Curitiba - Cerca de 17 mil pessoas na Região Metropolitana de Curitiba estão sem receber benefícios da previdência social como auxílios-maternidade, doença e aposentadoria por invalidez. A falta de atendimento foi provocada pela edição da Medida Provisória (MP) 242, que trata do auxílio- doença, publicada no dia 28 de março. A MP entrou em vigor, mas o INSS não colocou o novo cálculo no sistema, o que vem prejudicando a concessão de benefícios.

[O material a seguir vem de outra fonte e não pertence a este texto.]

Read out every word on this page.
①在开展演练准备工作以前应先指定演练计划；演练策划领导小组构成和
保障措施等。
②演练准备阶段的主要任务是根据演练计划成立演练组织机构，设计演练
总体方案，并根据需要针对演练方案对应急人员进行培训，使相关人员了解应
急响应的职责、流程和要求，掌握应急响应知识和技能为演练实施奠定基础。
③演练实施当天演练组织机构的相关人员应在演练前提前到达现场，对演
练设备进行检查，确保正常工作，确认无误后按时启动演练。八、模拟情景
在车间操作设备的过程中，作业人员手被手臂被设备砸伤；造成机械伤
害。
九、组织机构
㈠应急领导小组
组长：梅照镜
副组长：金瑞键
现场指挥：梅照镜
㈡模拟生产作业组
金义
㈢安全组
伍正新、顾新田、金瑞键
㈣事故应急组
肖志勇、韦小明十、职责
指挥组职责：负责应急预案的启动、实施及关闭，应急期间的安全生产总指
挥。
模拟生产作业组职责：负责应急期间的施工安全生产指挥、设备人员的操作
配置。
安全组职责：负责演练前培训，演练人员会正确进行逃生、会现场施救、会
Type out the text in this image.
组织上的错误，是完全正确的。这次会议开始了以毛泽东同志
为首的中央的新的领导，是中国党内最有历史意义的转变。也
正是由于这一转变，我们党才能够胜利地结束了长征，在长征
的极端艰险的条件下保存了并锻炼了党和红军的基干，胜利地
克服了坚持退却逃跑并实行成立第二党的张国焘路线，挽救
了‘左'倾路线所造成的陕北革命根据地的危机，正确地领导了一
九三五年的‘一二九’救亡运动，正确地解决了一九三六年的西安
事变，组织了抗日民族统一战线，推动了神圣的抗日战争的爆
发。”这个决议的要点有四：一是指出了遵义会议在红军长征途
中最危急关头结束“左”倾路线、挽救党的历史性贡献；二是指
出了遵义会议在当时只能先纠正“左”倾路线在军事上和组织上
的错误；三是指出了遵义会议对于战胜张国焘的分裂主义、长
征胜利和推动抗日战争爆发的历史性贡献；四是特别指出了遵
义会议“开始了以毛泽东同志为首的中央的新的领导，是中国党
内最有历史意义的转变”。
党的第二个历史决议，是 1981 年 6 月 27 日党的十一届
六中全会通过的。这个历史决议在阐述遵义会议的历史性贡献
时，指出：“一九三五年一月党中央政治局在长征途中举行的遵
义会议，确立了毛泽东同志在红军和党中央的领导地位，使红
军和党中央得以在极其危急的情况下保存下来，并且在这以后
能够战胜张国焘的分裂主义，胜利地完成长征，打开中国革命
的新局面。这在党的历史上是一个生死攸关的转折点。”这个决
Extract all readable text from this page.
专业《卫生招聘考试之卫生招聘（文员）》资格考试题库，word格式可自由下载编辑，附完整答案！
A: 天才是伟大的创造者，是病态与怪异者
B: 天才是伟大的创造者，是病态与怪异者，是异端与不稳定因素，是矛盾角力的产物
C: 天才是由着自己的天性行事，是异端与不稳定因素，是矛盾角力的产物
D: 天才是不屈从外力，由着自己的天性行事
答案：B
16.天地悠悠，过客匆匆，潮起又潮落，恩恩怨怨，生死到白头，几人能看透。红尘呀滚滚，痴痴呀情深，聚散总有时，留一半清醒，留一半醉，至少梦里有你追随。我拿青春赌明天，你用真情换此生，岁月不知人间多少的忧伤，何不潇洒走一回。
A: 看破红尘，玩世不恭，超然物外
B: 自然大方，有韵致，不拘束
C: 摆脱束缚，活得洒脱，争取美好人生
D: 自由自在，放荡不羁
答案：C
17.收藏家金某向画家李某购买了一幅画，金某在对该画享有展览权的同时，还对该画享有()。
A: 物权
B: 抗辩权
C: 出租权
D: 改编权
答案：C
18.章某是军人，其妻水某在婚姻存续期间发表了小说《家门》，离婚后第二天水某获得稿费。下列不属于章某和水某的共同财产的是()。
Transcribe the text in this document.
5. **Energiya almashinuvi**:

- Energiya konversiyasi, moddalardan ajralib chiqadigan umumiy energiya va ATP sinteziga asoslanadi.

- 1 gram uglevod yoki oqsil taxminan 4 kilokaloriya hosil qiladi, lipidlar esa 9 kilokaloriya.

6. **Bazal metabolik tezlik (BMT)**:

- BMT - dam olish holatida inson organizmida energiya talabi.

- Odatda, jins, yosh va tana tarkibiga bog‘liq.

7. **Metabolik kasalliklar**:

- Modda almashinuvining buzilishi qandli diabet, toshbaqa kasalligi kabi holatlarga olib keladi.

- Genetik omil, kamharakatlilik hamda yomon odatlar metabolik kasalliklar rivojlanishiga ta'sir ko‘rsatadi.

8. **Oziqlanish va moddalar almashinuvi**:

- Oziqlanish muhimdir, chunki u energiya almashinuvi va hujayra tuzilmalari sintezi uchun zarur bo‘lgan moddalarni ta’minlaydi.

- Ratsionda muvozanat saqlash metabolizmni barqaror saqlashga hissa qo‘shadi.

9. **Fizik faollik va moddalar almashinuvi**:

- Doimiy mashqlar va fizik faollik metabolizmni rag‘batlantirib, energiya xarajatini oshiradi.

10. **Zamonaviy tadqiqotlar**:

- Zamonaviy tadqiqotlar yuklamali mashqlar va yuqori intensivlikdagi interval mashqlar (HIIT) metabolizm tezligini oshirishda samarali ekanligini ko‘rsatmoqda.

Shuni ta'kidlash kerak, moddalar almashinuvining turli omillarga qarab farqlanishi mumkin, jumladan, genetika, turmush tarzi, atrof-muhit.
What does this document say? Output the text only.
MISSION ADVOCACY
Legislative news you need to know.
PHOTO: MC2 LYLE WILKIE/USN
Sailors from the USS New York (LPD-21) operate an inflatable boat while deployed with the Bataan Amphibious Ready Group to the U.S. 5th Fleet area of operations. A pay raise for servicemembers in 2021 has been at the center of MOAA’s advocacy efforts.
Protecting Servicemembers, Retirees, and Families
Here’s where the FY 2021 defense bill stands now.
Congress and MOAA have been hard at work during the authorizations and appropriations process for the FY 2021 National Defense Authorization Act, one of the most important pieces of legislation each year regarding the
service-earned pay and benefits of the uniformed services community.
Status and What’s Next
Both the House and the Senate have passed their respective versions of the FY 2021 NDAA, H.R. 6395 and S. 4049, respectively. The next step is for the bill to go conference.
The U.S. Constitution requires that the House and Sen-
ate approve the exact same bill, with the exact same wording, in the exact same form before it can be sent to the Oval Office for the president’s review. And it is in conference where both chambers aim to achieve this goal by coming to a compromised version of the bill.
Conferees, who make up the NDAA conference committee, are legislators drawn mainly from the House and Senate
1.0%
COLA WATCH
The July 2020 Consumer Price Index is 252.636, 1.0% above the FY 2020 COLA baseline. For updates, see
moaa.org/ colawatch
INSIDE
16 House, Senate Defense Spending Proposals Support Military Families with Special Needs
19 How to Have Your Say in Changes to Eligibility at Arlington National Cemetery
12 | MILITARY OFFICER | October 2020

  A denúncia foi feita ontem pelos sindicalistas Nuncio Manalla e Paulo José Zanetti, da Força Sindical de Curitiba. Eles participam do Conselho Previdenciário da Grande Curitiba e verificaram falhas no atendimento do INSS do Paraná em decorrência da falta de estrutura e cortes no orçamento do órgão.
  De acordo com Manalla, o Paraná tem uma perda de receita da Previdência da ordem de R$ 4 bilhões por ano, e ‘‘quem sofre com isso é a população que deixa de ter acesso aos benefícios’’, afirmou.
  O sindicalista exibiu um levantamento do INSS em que a superintendência do Rio Grande do Sul tem um orçamento de R$ 10,5 bilhões, enquanto o Paraná fica com R$ 6,5 bilhões. O orçamento é destinado conforme o número de população e de agências no Estado. Segundo o sindicalista, a diferença de população do Paraná com o Rio Grande do Sul é pouco mais de 100 mil pessoas a favor do estado gaúcho, o que não justifica a disparidade no orçamento.
  Manalla criticou a estrutura precária no atendimento do INSS, a falta de funcionários e o ambiente de pressão que eles trabalham com uma imensa fila, onde as pessoas ficam por mais de cinco horas até serem atendidas. ‘‘Nesse ambiente, muitos funcionários acabam se afastando porque não aguentam a pressão’’. O sindicalista perguntou a quem interessa esse ambiente de caos social num serviço tão importante como o previdenciário.
  Outra denúncia dos sindicalistas refere-se às fraudes na concessão de aposentadoras. Das 23,5 milhões de aposentadorias e pensões existentes no País, pelo menos 4,5 milhões seriam fraudulentas.‘‘Os maiores índices de fraudes estariam no Rio de Janeiro e nos estados do Nordeste, principalmente o Maranhão’’. No Paraná, Manalla estima que das 1,1 milhão de aposentadorias, 200 mil seriam fraudes. Os sindicalistas atribuíram as fraudes à falta de recadastramento das aposentadorias.
  Segundo Zanetti, a precariedade do sistema de informática do INSS, feito pela Dataprev, ampliou a possibilidade de fraudes para o sistema financeiro. Quase 10% dos aposentados e pensionistas já contrataram empréstimos oferecidos pelo microcrédito e Zanetti estima que 9% desses empréstimos foram feitos para pessoas mortas. ‘‘O sistema arcaico rejeita nomes com omissão de uma letra e com isso, muitas famílias continuam recebendo aposentadorias indevidas ou fizeram empréstimos, por telefone, mesmo depois que o segurado morre’’.